Sono bastate poche ore per dare l’ultima spallata al regime sanguinario che aveva governato la Siria con il pugno di ferro per oltre mezzo secolo, dal 1970. Ieri sera i gruppi ribelli erano già nei sobborghi di Damasco. Erano arrivati da sud e da nord. Nelle ore successive, molto velocemente, hanno fatto il loro ingresso in città. Praticamente senza combattere. Il regime è collassato anche perché diversi suoi settori – civili e militari – hanno lasciato le loro postazioni. In contemporanea è successa la stessa cosa a Homs, con i governativi in ritirata.
Questa mattina presto, come era già successo durante la notte in altre città siriane, la popolazione ha capito che il regime della famiglia Assad era veramente caduto ed è scesa in piazza a manifestare.
In quelle stesse ore i ribelli, ma anche fonti interne al regime, hanno fatto sapere che Assad aveva lasciato Damasco per una destinazione ignota. Dove sia andato rimane però un mistero.
Alcuni sostengono si sia diretto verso la base aerea russa sulla costa mediterranea, ma alcuni siti dicono che l’aereo che aveva utilizzato sia a un certo punto sparito dai radar. I media turchi non escludono che il velivolo sia caduto. Il ministero degli esteri russo ha detto che Assad è all’estero, senza specificare. Insomma, un mistero.
Intanto le milizie che in meno di 10 giorni hanno preso il controllo del Paese hanno chiesto ai loro stessi miliziani di non danneggiare gli spazi e gli edifici pubblici, di non colpire le infrastrutture, e di non usare alcun tipo di violenza contro i civili.
Hanno poi detto che il futuro governo sarà un governo per tutti i siriani.
Ricordiamo la complessa composizione sociale ed etnico-religiosa della Siria. E quindi i tanti punti interrogativi.
Vista la natura islamista del principale gruppo ribelle, Tayat Tahrir al-Sham, è comprensibile la preoccupazione, espressa anche da alcuni governi europei e da alcuni paesi arabi.

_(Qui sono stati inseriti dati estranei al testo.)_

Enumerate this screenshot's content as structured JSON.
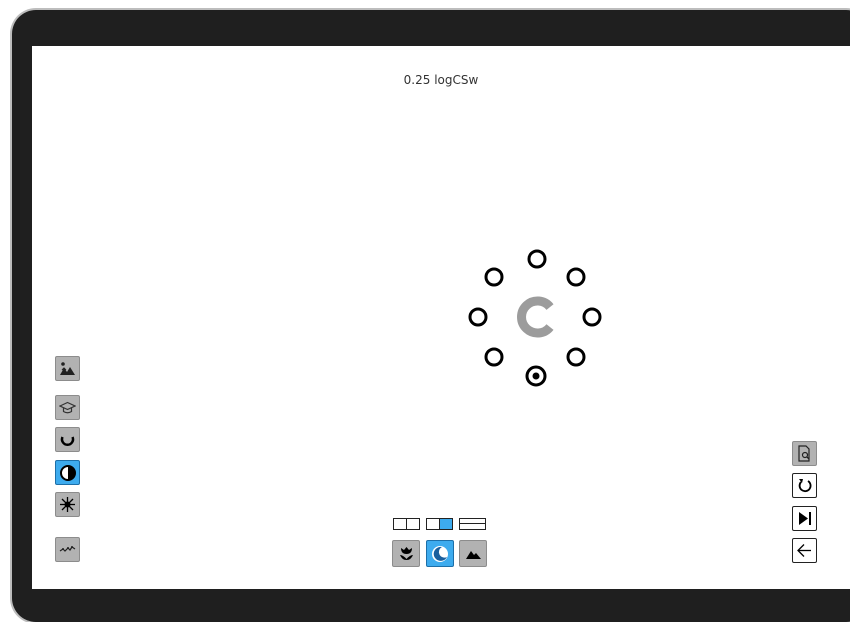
{
  "app": {
    "measurement": "0.25 logCSw"
  },
  "stimulus": {
    "optotype": "C",
    "optotype_color": "#999999",
    "response_positions": [
      "top",
      "top-right",
      "right",
      "bottom-right",
      "bottom",
      "bottom-left",
      "left",
      "top-left"
    ],
    "selected_position": "bottom"
  },
  "left_toolbar": {
    "items": [
      {
        "icon": "landscape-person-icon",
        "state": "normal"
      },
      {
        "icon": "graduation-cap-icon",
        "state": "normal"
      },
      {
        "icon": "landolt-c-icon",
        "state": "normal"
      },
      {
        "icon": "contrast-icon",
        "state": "active"
      },
      {
        "icon": "starburst-icon",
        "state": "normal"
      },
      {
        "icon": "graph-wave-icon",
        "state": "normal"
      }
    ]
  },
  "bottom_toolbar": {
    "layouts": [
      {
        "icon": "layout-split-vertical-icon",
        "state": "normal"
      },
      {
        "icon": "layout-right-highlight-icon",
        "state": "active"
      },
      {
        "icon": "layout-split-horizontal-icon",
        "state": "normal"
      }
    ],
    "buttons": [
      {
        "icon": "flower-icon",
        "state": "normal"
      },
      {
        "icon": "night-mode-icon",
        "state": "active"
      },
      {
        "icon": "mountain-icon",
        "state": "normal"
      }
    ]
  },
  "right_toolbar": {
    "items": [
      {
        "icon": "document-search-icon",
        "state": "normal"
      },
      {
        "icon": "refresh-icon",
        "state": "outline"
      },
      {
        "icon": "skip-next-icon",
        "state": "outline"
      },
      {
        "icon": "back-arrow-icon",
        "state": "outline"
      }
    ]
  },
  "colors": {
    "active": "#3dabee",
    "button_gray": "#b2b2b2",
    "bezel": "#1f1f1f"
  }
}
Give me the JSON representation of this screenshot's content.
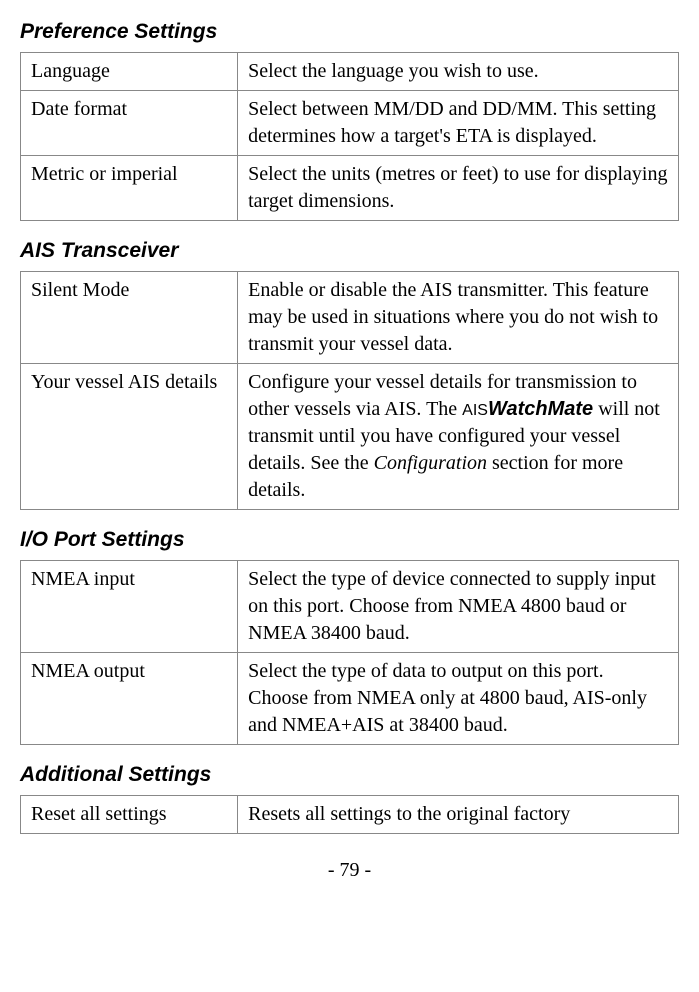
{
  "sections": {
    "preference": {
      "heading": "Preference Settings",
      "rows": {
        "language": {
          "label": "Language",
          "desc": "Select the language you wish to use."
        },
        "date_format": {
          "label": "Date format",
          "desc": "Select between MM/DD and DD/MM. This setting determines how a target's ETA is displayed."
        },
        "metric_imperial": {
          "label": "Metric or imperial",
          "desc": "Select the units (metres or feet) to use for displaying target dimensions."
        }
      }
    },
    "ais": {
      "heading": "AIS Transceiver",
      "rows": {
        "silent_mode": {
          "label": "Silent Mode",
          "desc": "Enable or disable the AIS transmitter. This feature may be used in situations where you do not wish to transmit your vessel data."
        },
        "vessel_details": {
          "label": "Your vessel AIS details",
          "desc_pre": "Configure your vessel details for transmission to other vessels via AIS. The ",
          "brand_prefix": "AIS",
          "brand": "WatchMate",
          "desc_mid": " will not transmit until you have configured your vessel details. See the ",
          "config": "Configuration",
          "desc_post": " section for more details."
        }
      }
    },
    "io": {
      "heading": "I/O Port Settings",
      "rows": {
        "nmea_input": {
          "label": "NMEA input",
          "desc": "Select the type of device connected to supply input on this port. Choose from NMEA 4800 baud or NMEA 38400 baud."
        },
        "nmea_output": {
          "label": "NMEA output",
          "desc": "Select the type of data to output on this port. Choose from NMEA only at 4800 baud, AIS-only and NMEA+AIS at 38400 baud."
        }
      }
    },
    "additional": {
      "heading": "Additional Settings",
      "rows": {
        "reset": {
          "label": "Reset all settings",
          "desc": "Resets all settings to the original factory"
        }
      }
    }
  },
  "page_number": "- 79 -"
}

I ribelli hanno annunciato un coprifuoco, a Damasco almeno, tra le 4 del pomeriggio e le 5 di domattina.
Un cittadino siriano che vive alla periferia sud di Damasco ci ha scritto di timori di saccheggi e di una notte passata in casa senza corrente elettrica. Alcuni siriani che si trovano nei Paesi vicini stanno però provando a rientrare in Siria, soprattutto da Libano e Giordania.
Il primo ministro siriano al-Jalali si è detto pronto a collaborare con chi governerà il per un passaggio di poteri pacifico. I ribelli sono andati a prelevarlo nella sua abitazione di Damasco. In mattinata alcuni miliziani sono entrati anche nel palazzo presidenziale.